The chemical symbol for oxygen is O. Makes sense. Calcium gets repped by a Ca. Sounds good. Hydrogen? H. Cobalt? Co. Lithium? Li. With you so far. Lead? Pb.
Stop the presses!
There’s no p or b in lead. No h or g in mercury. No f or e in iron. No w in tungsten. What’s going on here? It looks like chemists were maybe under the influence of a little C2H5OH when they came up with these symbols.
There are actually a few things that help explain the dissonance between elements’ names and their symbols, says Sam Kean, author of The Disappearing Spoon and occasional Mental_Floss contributor.

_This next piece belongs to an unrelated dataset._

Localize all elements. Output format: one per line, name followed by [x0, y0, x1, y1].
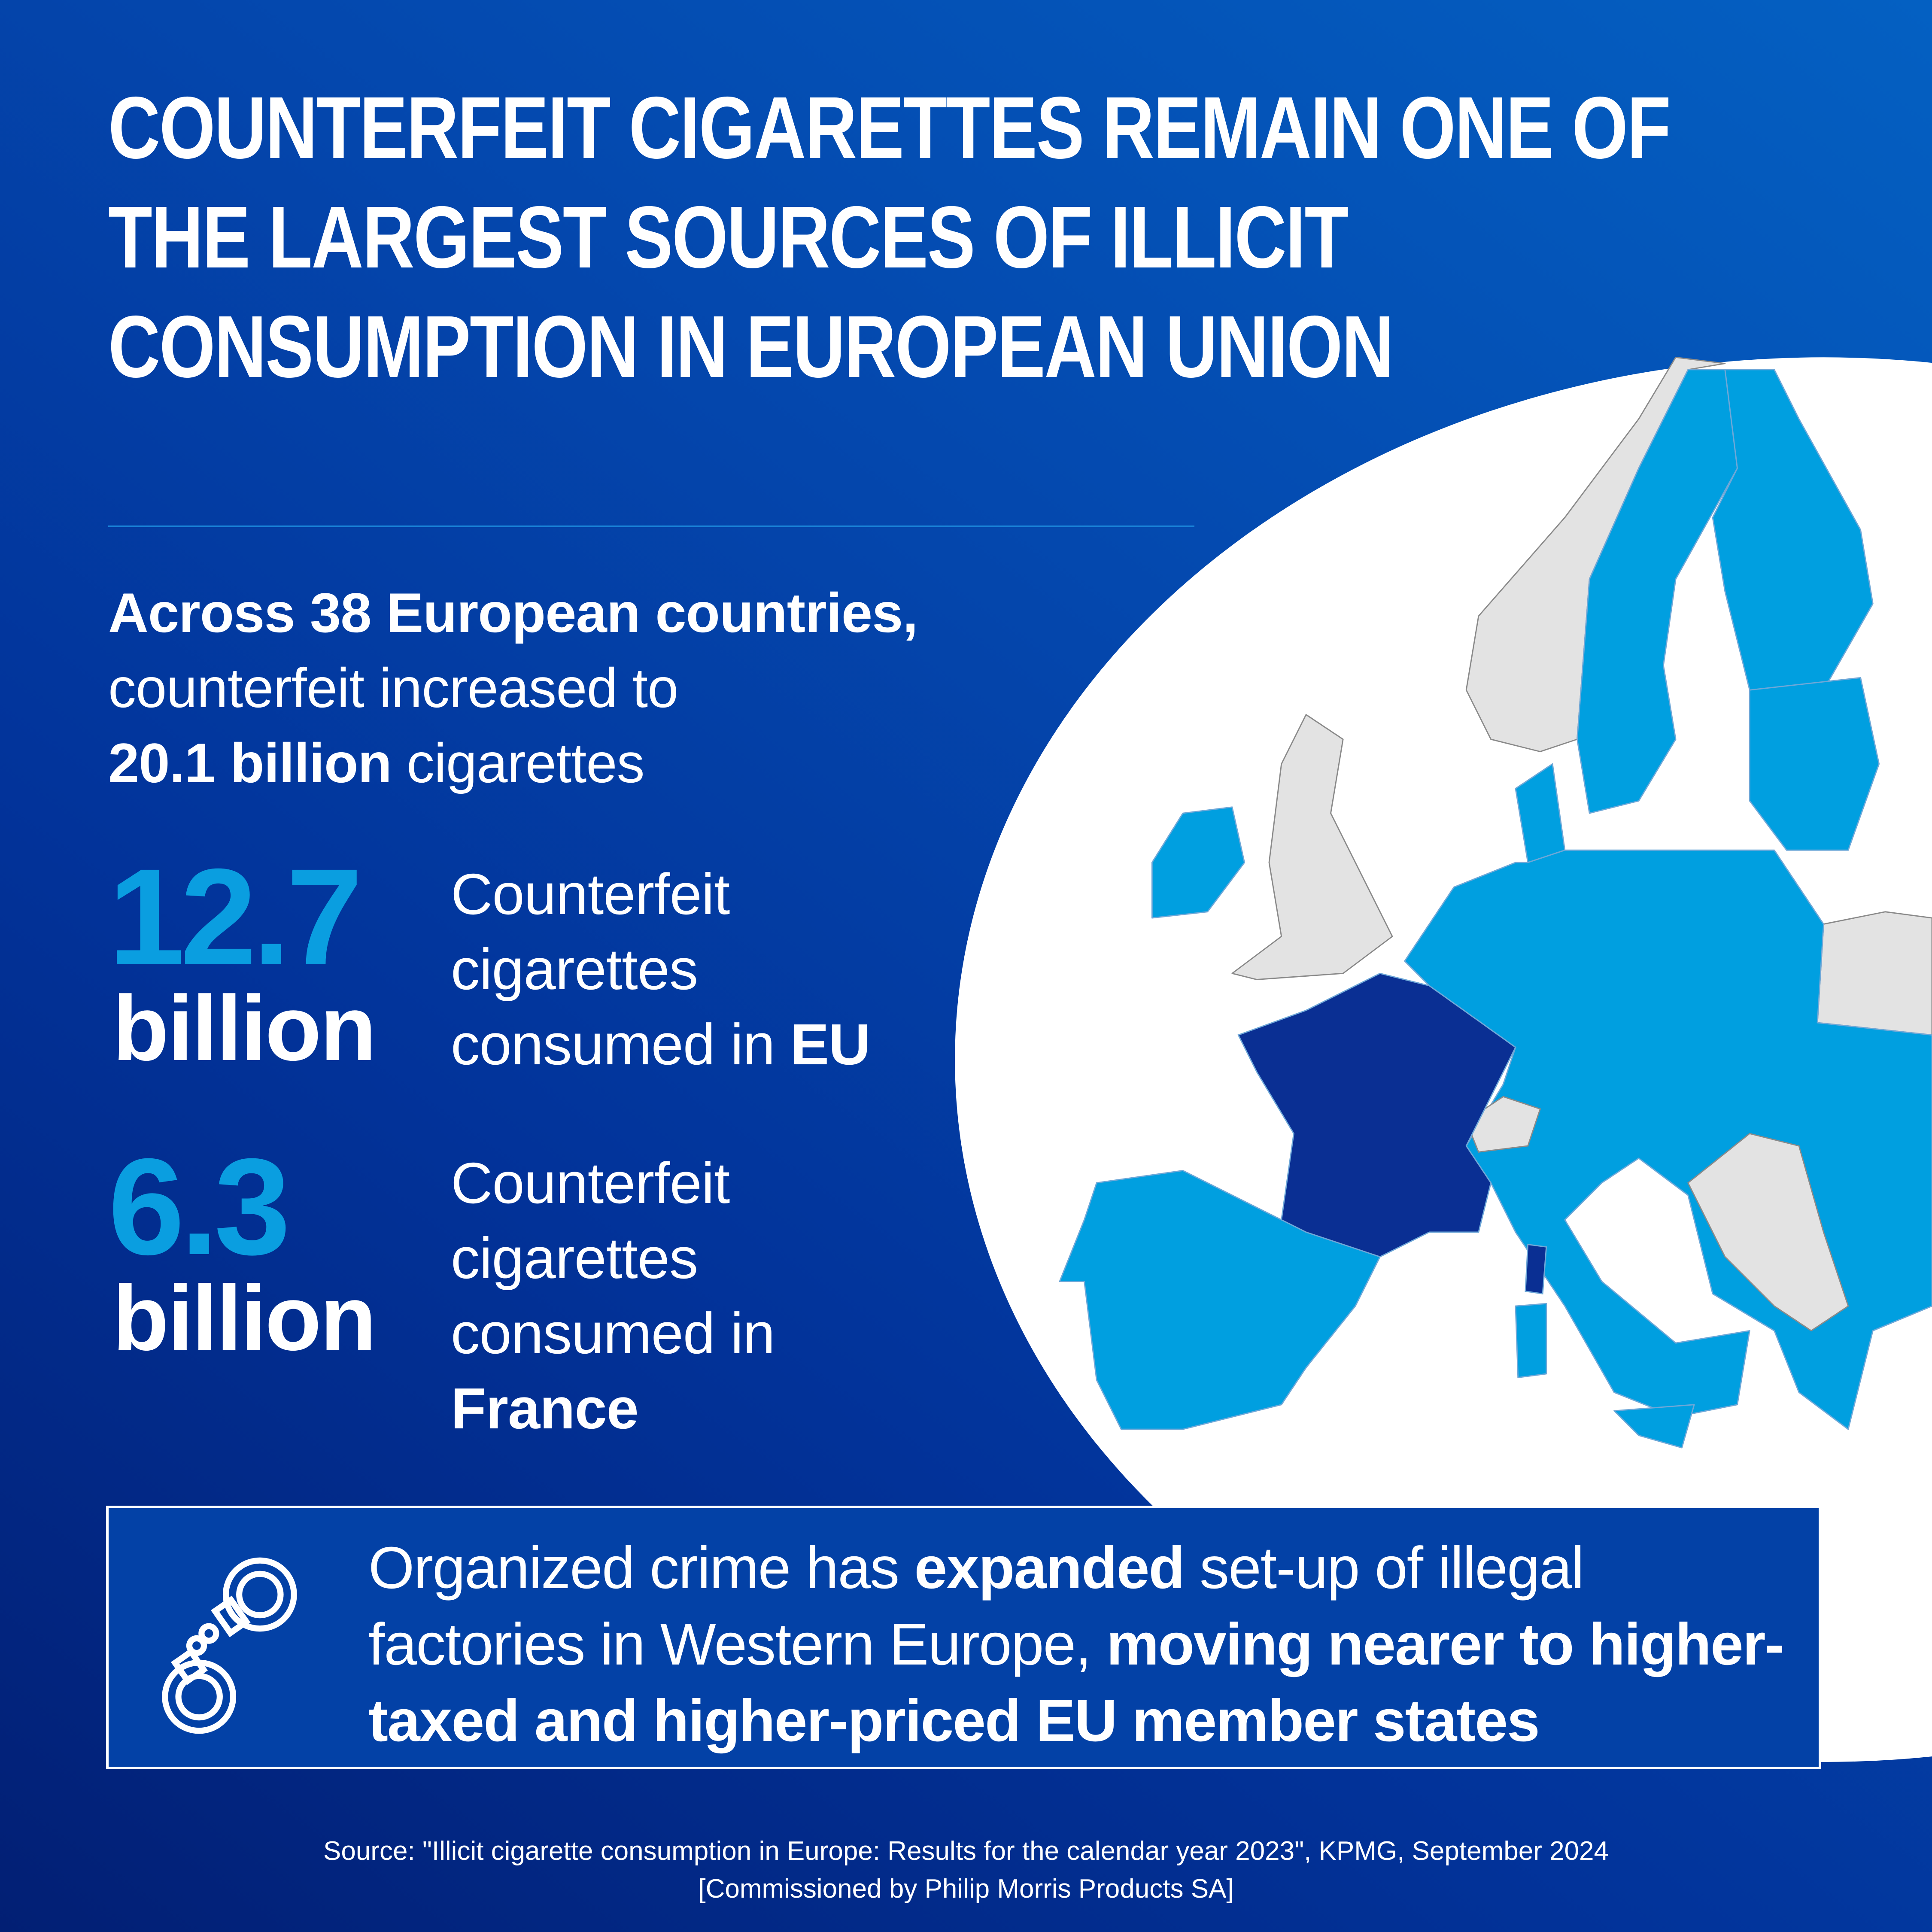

“One answer lies in the cosmopolitan nature of the periodic table,” Kean wrote at Slate a few years ago. The chemical elements were discovered and/or isolated by scientists all over Europe and elsewhere in the world. Sometimes these events weren’t recorded (as with gold or iron, which were known by ancient civilizations and haven’t been credited to a single discoverer), or they happened independently in more than one place, and it’s not clear who did it first. As such, says Kean, “the same substance might go by different names in different places for decades.”
In the spirit of compromise, an element’s name might come from one language, and its symbol from another. That’s the case with tungsten. Its symbol is W, says Kean, “because the Germans call the element ‘wolfram.’ It was a compromise between different countries’ claims.”
Other name-symbol mismatches came about from scientists drawing on research from classical texts written in Arabic, Greek, and Latin, and from the habit of “gentleman scientists” of bygone eras using a mix of the latter two languages as “a common language for men of letters.” The Hg symbol for mercury, for example, derives from the Latin hydragyrum, which means “water silver,” and lead’s Pb symbol comes from its Latin name, plumbum.